I am not a naval armour and shell penetration nerd, so I would defer to those who are, but I submit that Cold War anti-shipping missiles were not designed to penetrate armour. Because armour was obsolete. And no-one had it any more. My understanding is that anti-shipping missiles are designed to deliver a bunch of high explosive, the kinetic energy of the rocket bodies, and their unburned fuel into the hull of an unarmoured ship, to smash things up and light big fires.
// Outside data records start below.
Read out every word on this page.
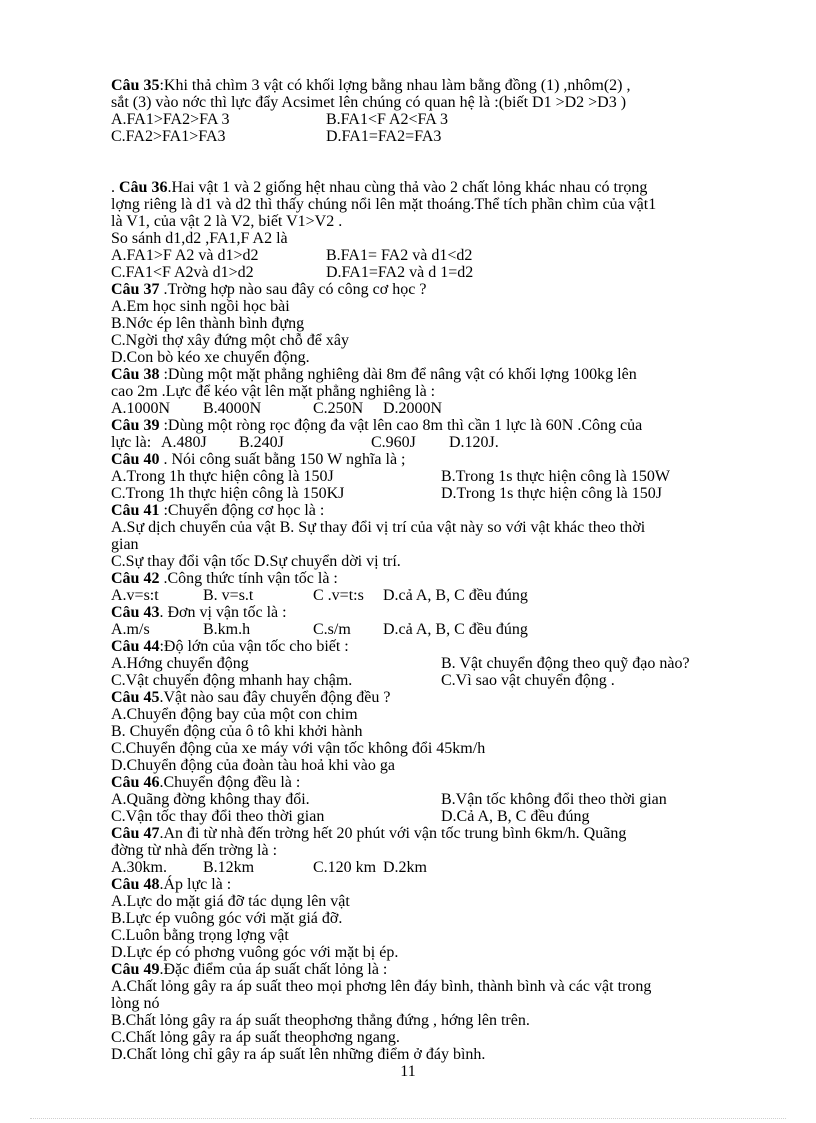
Câu 35:Khi thả chìm 3 vật có khối lợng bằng nhau làm bằng đồng (1) ,nhôm(2) ,
sắt (3) vào nớc thì lực đẩy Acsimet lên chúng có quan hệ là :(biết D1 >D2 >D3 )
A.FA1>FA2>FA 3	B.FA1<F A2<FA 3
C.FA2>FA1>FA3	D.FA1=FA2=FA3
. Câu 36.Hai vật 1 và 2 giống hệt nhau cùng thả vào 2 chất lỏng khác nhau có trọng
lợng riêng là d1 và d2 thì thấy chúng nổi lên mặt thoáng.Thể tích phần chìm của vật1
là V1, của vật 2 là V2, biết V1>V2 .
So sánh d1,d2 ,FA1,F A2 là
A.FA1>F A2 và d1>d2	B.FA1= FA2 và d1<d2
C.FA1<F A2và d1>d2	D.FA1=FA2 và d 1=d2
Câu 37 .Trờng hợp nào sau đây có công cơ học ?
A.Em học sinh ngồi học bài
B.Nớc ép lên thành bình đựng
C.Ngời thợ xây đứng một chỗ để xây
D.Con bò kéo xe chuyển động.
Câu 38 :Dùng một mặt phẳng nghiêng dài 8m để nâng vật có khối lợng 100kg lên
cao 2m .Lực để kéo vật lên mặt phẳng nghiêng là :
A.1000N B.4000N	C.250N D.2000N
Câu 39 :Dùng một ròng rọc động đa vật lên cao 8m thì cần 1 lực là 60N .Công của
lực là: A.480J B.240J	C.960J D.120J.
Câu 40 . Nói công suất bằng 150 W nghĩa là ;
A.Trong 1h thực hiện công là 150J	B.Trong 1s thực hiện công là 150W
C.Trong 1h thực hiện công là 150KJ	D.Trong 1s thực hiện công là 150J
Câu 41 :Chuyển động cơ học là :
A.Sự dịch chuyển của vật B. Sự thay đổi vị trí của vật này so với vật khác theo thời
gian
C.Sự thay đổi vận tốc D.Sự chuyển dời vị trí.
Câu 42 .Công thức tính vận tốc là :
A.v=s:t	B. v=s.t	C .v=t:s D.cả A, B, C đều đúng
Câu 43. Đơn vị vận tốc là :
A.m/s	B.km.h	C.s/m D.cả A, B, C đều đúng
Câu 44:Độ lớn của vận tốc cho biết :
A.Hớng chuyển động	B. Vật chuyển động theo quỹ đạo nào?
C.Vật chuyển động mhanh hay chậm.	C.Vì sao vật chuyển động .
Câu 45.Vật nào sau đây chuyển động đều ?
A.Chuyển động bay của một con chim
B. Chuyển động của ô tô khi khởi hành
C.Chuyển động của xe máy với vận tốc không đổi 45km/h
D.Chuyển động của đoàn tàu hoả khi vào ga
Câu 46.Chuyển động đều là :
A.Quãng đờng không thay đổi.	B.Vận tốc không đổi theo thời gian
C.Vận tốc thay đổi theo thời gian	D.Cả A, B, C đều đúng
Câu 47.An đi từ nhà đến trờng hết 20 phút với vận tốc trung bình 6km/h. Quãng
đờng từ nhà đến trờng là :
A.30km. B.12km	C.120 km D.2km
Câu 48.Áp lực là :
A.Lực do mặt giá đỡ tác dụng lên vật
B.Lực ép vuông góc với mặt giá đỡ.
C.Luôn bằng trọng lợng vật
D.Lực ép có phơng vuông góc với mặt bị ép.
Câu 49.Đặc điểm của áp suất chất lỏng là :
A.Chất lỏng gây ra áp suất theo mọi phơng lên đáy bình, thành bình và các vật trong
lòng nó
B.Chất lỏng gây ra áp suất theophơng thẳng đứng , hớng lên trên.
C.Chất lỏng gây ra áp suất theophơng ngang.
D.Chất lỏng chỉ gây ra áp suất lên những điểm ở đáy bình.
11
I expect that anti-ship missiles hitting an Iowa or any of the other classes in this thread, could blast away all the antennae and blind the ship, cause mayhem on the unarmoured superstructure, start fires and cause lots of casualties, but not penetrate the armoured citadel, barbettes or turrets. So in a sense, anti-shipping missiles are performing the same role as the quick firing secondary batteries of warships from the 1880s until Tsushima or later, by firing HE shells at the superstructures of their enemies. The slower firing main batteries of the battleships and armoured cruisers of the era were to fire the armour piecing shells that would sink a ship, or else use torpedoes to deliver the killing blow to a cripple.
IMHO targeting the deck armour in a steep dive vs flying into the belt armour might have been a plausible way for large supersonic ASM's to increase their chances of defeating the armour scheme of a battleship. I take your point about the ASM's probably not having dedicated AP warheads but my understanding is that a number likely targets besides battle ships did have some form of armour so at least some Soviet ASM's having some form of warhead casing designed for a certain ammount of penatration seems plausible to me.